Intervention de Thierry Mariani

Séance en hémicycle du 8 décembre 2015 à 15h00
Pénalisation de l'acceptation par un parti politique d'un financement par une personne morale — Discussion générale

Photo issue du site de l'Assemblée nationale ou de WikipediaThierry Mariani :

Madame la présidente, madame la ministre, monsieur le rapporteur, monsieur le président de la commission, depuis 1988, les partis politiques bénéficient en France d’une aide publique, constituée depuis 1990 de deux fractions.

La première, calculée pour cinq ans, revient aux partis politiques ayant réuni un électorat suffisant lors des précédentes élections législatives.
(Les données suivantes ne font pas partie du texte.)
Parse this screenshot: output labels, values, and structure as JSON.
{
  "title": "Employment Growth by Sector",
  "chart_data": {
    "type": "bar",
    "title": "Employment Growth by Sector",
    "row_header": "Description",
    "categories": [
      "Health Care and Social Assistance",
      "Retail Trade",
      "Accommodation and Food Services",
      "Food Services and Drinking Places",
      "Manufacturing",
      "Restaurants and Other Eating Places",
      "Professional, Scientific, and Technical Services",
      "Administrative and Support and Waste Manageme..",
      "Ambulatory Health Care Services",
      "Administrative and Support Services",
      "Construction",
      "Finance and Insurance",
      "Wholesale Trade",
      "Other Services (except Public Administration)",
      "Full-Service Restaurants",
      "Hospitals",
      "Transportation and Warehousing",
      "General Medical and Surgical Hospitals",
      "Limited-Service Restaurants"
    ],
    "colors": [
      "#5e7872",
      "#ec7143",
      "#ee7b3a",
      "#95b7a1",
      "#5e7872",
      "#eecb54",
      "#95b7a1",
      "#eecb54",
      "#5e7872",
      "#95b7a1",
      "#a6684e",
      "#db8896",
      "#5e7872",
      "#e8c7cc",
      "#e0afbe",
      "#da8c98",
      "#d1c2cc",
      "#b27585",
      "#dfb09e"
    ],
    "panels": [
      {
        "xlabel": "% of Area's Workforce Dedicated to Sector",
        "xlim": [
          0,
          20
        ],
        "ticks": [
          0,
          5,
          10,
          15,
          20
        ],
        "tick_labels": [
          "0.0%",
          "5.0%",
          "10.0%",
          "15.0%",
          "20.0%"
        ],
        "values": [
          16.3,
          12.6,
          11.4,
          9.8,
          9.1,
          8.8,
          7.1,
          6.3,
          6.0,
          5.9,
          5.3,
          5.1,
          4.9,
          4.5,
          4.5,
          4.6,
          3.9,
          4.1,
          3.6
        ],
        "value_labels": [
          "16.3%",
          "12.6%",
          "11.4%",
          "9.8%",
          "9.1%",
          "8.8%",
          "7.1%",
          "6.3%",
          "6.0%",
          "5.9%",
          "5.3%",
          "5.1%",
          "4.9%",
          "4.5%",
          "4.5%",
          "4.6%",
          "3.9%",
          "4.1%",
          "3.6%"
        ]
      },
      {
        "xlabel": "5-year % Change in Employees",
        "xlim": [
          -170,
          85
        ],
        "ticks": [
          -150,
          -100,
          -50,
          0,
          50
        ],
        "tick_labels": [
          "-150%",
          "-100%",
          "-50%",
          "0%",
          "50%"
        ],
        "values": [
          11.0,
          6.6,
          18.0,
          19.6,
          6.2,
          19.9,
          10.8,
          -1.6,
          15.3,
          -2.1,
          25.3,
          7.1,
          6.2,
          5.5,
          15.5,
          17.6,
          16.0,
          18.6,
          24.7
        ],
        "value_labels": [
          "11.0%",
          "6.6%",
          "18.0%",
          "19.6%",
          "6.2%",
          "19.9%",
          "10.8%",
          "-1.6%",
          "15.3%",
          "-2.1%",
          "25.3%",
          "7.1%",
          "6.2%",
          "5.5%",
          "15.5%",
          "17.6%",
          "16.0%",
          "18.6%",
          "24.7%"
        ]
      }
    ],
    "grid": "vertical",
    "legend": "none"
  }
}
Ce montant est en principe proportionnel au nombre de suffrages obtenus par les partis politiques concernés au premier tour des élections législatives générales. En outre, pour favoriser l’égal accès des femmes et des hommes aux mandats électoraux, ce montant est d’autant plus réduit que l’écart entre le nombre de candidats de chaque sexe est important.

La seconde fraction repose sur le nombre de parlementaires qui déclarent se rattacher pour l’année au parti politique de leur choix bénéficiant de la première fraction.

À côté de l’aide publique, les partis politiques peuvent également bénéficier d’un financement privé. Mais, compte tenu du financement public, le juge constitutionnel a admis des limitations législatives à cette possibilité. Ainsi, le financement d’un parti politique par une personne morale, à l’exception d’un autre parti politique ou bien d’une personne physique, est interdit si le montant des dons cumulés excède 7 500 euros par an.

Or, l’article 15 de la loi du 11 octobre 2013 relative à la transparence de la vie publique est venu modifier la prise en compte de ce plafond. En effet, auparavant, le plafond annuel de 7 500 euros s’appréciait par parti politique, ce qui permettait à une même personne de donner la somme maximale à plusieurs partis, y compris à des « micro-partis » collectant au profit d’un seul parti. Le législateur a décidé que ce plafond ne s’appréciait plus par parti politique, mais par donateur, quel que soit le nombre de partis bénéficiant d’un don de cette personne.

Cependant, la nouvelle rédaction de l’article 11-5 de la loi du 11 mars 1988, entrée en vigueur le 13 octobre 2013, a permis que la violation de la règle pour une personne morale ne soit plus sanctionnable. En plafonnant à 7 500 euros par an les dons des personnes physiques aux partis politiques, la modification établie en 2013 a en effet supprimé, « légistiquement », les sanctions des dons des personnes morales aux partis politiques, alors que les débats parlementaires attestent que telle n’était pas la volonté du législateur.

Résultat : au printemps 2015, dans le cadre d’une procédure judiciaire, les juges d’instruction se sont trouvés dans l’incapacité de poursuivre un parti politique – le Front national – pour financement par une personne morale. La nouvelle rédaction de la disposition ne pénalisait plus le financement d’un parti politique par une personne morale, puisqu’entrait dans l’incrimination de cet article le seul financement illégal par une personne physique.

En l’état du droit, le financement d’un parti politique par une personne morale reste illégal mais l’interprétation stricte de la loi pénale empêche d’incriminer ceux qui effectuent ou reçoivent un tel don. Cette impasse n’a pas manqué d’avoir un certain retentissement médiatique, d’où la nécessité de cette proposition de loi.

Madame la ministre, le présent texte vise ainsi à corriger la malfaçon législative opérée en octobre 2013, qui vient souligner la précipitation dans laquelle nous avions voté. Son article unique vise à redéfinir l’infraction, sans modifier les peines encourues, de telle sorte que soit passible de ces sanctions – 3 750 euros d’amende et un an d’emprisonnement – le don d’une personne morale, au même titre que le don d’une personne physique, au-delà du plafond légal. De plus, afin d’éviter toute interprétation restrictive, sont également mentionnés explicitement les dons reçus d’États étrangers ou de personnes morales de droit étranger, desquels les partis ne peuvent recevoir ni contributions, ni aides matérielles.

Par ailleurs, l’article clarifie le régime des sanctions contre les donateurs, afin de garantir qu’un donateur, personne physique ou morale, soit punissable pénalement pour tout don versé en violation des mêmes dispositions.

La proposition de loi vise donc à réparer la lacune pour l’avenir, mais signalons que le principe constitutionnel de non-rétroactivité de la loi pénale plus sévère fait obstacle à l’engagement de poursuites pénales pour des faits commis entre le 13 octobre 2013 et la date d’entrée en vigueur de la loi qui sera issue du texte en discussion.

Même s’il est regrettable que cette proposition de loi vienne illustrer la précipitation parfois dangereuse dans laquelle nous sommes obligés de mener nos travaux, le groupe Les Républicains votera ce texte, sachant que son adoption permettra au moins un rétablissement utile de l’incrimination.